I'm not an MLS apologist. I believe that information wants to be free and that agents should be good interpreters of information and not gatekeepers, but we're coming to a point where listing real estate is going to get much worse before it gets better.
While Zillow.com made the big splash in allowing people to list their homes for sale, the Merc announces that HomeGain and HouseValues are joining the fray. HouseValues (which, in full disclosure, I hold an ever shrinking stock position in) will make it easier to post on Google classifieds and Oodle, while HomeGain will be facilitating listings to its own web site.
What concerns me isn't the availability of this information, but that people looking at real estate will not be able to make decisions based on the highest quality information. Here's why.
It seems clear that freedom of information is a good thing for all parties. As a seller, the more people who know about your house, the more prospects you'll attract. And as a buyer, the more houses you have information on, the better you can get the best house for your needs. Making houses more "liquid" will increase the number of transactions and people who don't have the time, inclination, or patience to learn the minutia of getting real estate transactions right or protecting themselves from unscrupulous sellers will hire agents.
But it's not all candy and rainbows.
Meet the New Boss, Worse than the Old Boss
This quote indicates that the information may not be as "free" as you'd think, "HouseValues plans to add the feeds to other real estate and classifieds sites. The company declined to address whether it would make feeds available to Seattle-based Zillow."
The unfortunate fact is that when an organization originates data using its own systems, it can do whatever it wants with that information. But if these organizations selectively offer information to some sources over others that "threaten" or compete with them, what is the additional benefit to the masses?
Inefficiency Through Disintermediation
With all these different sites taking different approaches in doing the same thing, searches and potential traffic get divided across all the various outlets for this information. And searching every site will quickly result in information overload.
Having more distinct sources also dramatically increases the chance one of the sources being wrong. Worse, the shelf life of bad information will be prolonged because it will propagate across sites with varying update and editorial capabilities.
HomeGain's General Manager, Louis Cammarosano, states, "Our solution does not allow Tom, Dick or Harry to add listings." Maybe so, but I'm going to pick on two services. First, I use (and really like) Craigslist, but all you need to post a home for sale on there is an email address.
Second, I respect Zillow (though I wonder how you can tell someone the value of their house but not the formula used to get there). They explicitly state that the Zillow community "requires honesty" to function and that "false claims and claimants may be removed." And, back at MIT, I remember when there'd be a major uproar when someone posted anything remotely commercial on the Internet. Zillow does ask for your credit card information to verify property ownership though...
In contrast, when you add a listing to the MLS, you put your name and license on the line with each transaction. That doesn't mean you'll automatically be dealing with someone ethical, but you sure know who to go after if something goes wrong.

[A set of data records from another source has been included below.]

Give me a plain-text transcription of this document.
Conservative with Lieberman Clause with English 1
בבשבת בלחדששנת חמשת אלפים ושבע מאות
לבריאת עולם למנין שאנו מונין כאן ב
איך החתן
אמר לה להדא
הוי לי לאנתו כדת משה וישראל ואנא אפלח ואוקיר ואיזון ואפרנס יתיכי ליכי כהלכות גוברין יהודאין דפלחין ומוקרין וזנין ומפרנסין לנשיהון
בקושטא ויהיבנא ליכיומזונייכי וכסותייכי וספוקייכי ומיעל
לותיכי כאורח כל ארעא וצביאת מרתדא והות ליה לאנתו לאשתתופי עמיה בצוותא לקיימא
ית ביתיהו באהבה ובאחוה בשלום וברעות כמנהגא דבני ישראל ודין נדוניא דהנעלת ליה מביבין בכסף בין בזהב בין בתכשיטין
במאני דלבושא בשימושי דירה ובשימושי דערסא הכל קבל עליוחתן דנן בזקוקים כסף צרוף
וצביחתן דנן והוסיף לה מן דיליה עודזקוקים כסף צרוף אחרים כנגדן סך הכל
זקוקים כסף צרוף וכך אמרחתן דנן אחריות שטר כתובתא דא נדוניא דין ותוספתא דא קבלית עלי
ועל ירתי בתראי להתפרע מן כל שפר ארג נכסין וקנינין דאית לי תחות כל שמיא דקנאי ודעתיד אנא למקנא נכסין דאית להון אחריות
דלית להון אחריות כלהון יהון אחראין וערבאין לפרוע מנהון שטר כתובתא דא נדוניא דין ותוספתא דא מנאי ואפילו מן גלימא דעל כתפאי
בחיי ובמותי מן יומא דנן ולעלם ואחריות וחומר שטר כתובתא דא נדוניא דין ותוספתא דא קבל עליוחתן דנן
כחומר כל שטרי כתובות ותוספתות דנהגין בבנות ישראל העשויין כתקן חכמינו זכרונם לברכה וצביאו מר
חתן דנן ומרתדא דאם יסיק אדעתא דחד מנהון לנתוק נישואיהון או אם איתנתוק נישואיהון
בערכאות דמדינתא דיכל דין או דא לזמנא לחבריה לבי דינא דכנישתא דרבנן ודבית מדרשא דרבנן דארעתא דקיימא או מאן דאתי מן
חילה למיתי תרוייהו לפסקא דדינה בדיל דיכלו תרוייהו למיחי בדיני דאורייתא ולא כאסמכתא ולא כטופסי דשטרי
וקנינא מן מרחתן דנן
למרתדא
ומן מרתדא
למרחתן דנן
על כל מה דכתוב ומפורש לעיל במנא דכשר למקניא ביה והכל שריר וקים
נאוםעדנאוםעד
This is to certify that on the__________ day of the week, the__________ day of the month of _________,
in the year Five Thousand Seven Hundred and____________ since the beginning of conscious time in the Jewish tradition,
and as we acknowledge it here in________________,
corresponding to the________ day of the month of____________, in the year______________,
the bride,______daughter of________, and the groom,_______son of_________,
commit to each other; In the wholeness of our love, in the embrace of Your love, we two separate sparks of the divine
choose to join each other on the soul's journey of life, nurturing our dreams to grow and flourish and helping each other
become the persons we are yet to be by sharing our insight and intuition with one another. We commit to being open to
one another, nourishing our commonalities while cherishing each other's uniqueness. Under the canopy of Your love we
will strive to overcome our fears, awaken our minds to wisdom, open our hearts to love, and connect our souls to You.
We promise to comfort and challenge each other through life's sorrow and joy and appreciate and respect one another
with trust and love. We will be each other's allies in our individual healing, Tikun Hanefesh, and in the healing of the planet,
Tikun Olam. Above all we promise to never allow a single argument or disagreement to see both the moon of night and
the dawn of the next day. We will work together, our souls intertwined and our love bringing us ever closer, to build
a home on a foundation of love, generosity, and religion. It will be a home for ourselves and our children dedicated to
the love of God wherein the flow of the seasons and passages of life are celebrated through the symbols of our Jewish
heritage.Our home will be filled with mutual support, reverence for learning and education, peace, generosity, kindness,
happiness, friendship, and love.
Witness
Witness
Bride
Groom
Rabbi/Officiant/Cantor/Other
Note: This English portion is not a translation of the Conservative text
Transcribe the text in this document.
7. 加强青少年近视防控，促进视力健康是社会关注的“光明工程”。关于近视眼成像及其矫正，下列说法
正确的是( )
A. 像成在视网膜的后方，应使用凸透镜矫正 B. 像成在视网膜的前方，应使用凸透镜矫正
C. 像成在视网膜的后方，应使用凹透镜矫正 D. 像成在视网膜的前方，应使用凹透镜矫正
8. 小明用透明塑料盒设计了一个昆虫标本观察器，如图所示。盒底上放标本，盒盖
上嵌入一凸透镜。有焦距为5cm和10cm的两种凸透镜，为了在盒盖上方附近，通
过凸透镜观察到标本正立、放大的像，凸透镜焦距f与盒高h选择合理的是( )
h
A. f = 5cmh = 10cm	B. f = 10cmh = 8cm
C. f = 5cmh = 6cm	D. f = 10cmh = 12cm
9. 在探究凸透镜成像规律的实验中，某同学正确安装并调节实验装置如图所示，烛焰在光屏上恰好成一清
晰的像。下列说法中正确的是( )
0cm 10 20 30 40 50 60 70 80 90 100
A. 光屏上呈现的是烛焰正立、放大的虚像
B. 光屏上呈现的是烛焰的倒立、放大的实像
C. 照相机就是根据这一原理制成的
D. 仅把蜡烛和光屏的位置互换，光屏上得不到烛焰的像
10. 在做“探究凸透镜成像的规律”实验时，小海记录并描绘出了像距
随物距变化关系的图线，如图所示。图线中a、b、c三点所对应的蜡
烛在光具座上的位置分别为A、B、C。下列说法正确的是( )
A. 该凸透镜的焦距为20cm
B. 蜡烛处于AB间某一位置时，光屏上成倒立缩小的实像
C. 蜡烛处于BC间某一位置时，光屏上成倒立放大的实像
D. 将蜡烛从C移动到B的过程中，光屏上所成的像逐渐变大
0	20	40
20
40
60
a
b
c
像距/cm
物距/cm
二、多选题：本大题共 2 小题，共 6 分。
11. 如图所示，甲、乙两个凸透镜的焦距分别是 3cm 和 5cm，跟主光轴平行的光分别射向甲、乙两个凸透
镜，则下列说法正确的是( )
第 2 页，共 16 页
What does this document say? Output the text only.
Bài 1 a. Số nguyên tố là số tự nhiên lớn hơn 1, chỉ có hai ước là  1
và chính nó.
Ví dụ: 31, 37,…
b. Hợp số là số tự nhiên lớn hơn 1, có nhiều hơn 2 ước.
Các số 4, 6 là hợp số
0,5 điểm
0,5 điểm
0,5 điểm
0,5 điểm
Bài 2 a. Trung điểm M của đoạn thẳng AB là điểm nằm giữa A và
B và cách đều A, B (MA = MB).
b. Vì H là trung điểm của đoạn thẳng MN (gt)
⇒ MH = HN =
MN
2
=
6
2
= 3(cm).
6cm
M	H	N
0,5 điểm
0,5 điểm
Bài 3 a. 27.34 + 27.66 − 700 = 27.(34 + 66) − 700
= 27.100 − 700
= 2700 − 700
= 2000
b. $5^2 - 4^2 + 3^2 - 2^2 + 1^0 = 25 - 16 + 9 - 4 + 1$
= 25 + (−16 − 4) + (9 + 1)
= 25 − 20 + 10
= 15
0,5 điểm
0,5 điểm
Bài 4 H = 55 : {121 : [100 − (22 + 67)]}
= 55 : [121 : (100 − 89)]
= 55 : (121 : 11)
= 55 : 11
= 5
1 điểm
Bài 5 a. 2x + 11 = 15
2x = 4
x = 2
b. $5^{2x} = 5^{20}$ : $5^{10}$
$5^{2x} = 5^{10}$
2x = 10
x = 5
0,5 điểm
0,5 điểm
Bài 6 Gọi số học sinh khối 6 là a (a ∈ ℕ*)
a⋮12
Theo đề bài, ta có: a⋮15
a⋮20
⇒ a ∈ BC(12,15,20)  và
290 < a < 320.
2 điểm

Dropped Information Means More Games
Selling a home is one thing but how are you going to know the transaction history of the property you're looking at? While some MLS systems (and there are a lot of them across the country) have been reluctant to share this information, they keep a database of when a property is listed, what the asking prices have been, what it sold for, and a lot of other useful information that's been aggregated (vs. disintermediated) over the years.
If there are going to be a "dozen" different national MLS-like systems floating around the Internet, this information will need to be collected again in order to get a good property history.
Without a centralized history and with reduced accountability, the games people play with listings are going to get more advanced than just taking it off the market for a couple months when it doesn't sell. Imagine, for example, being able to have a different list price on each site based on the target demographic and traffic pattern that site generates. Is this necessarily bad or unethical?
No, changing faces like this is a marketer's dream and companies like airlines do this all the time in a virtually real-time way. But it adds another layer of games that the consumer needs to look out for, over and above the factual presentation of a property.
Bottom line: Buyers and sellers need to understand that it's going to get messy until the home listings world shakes up.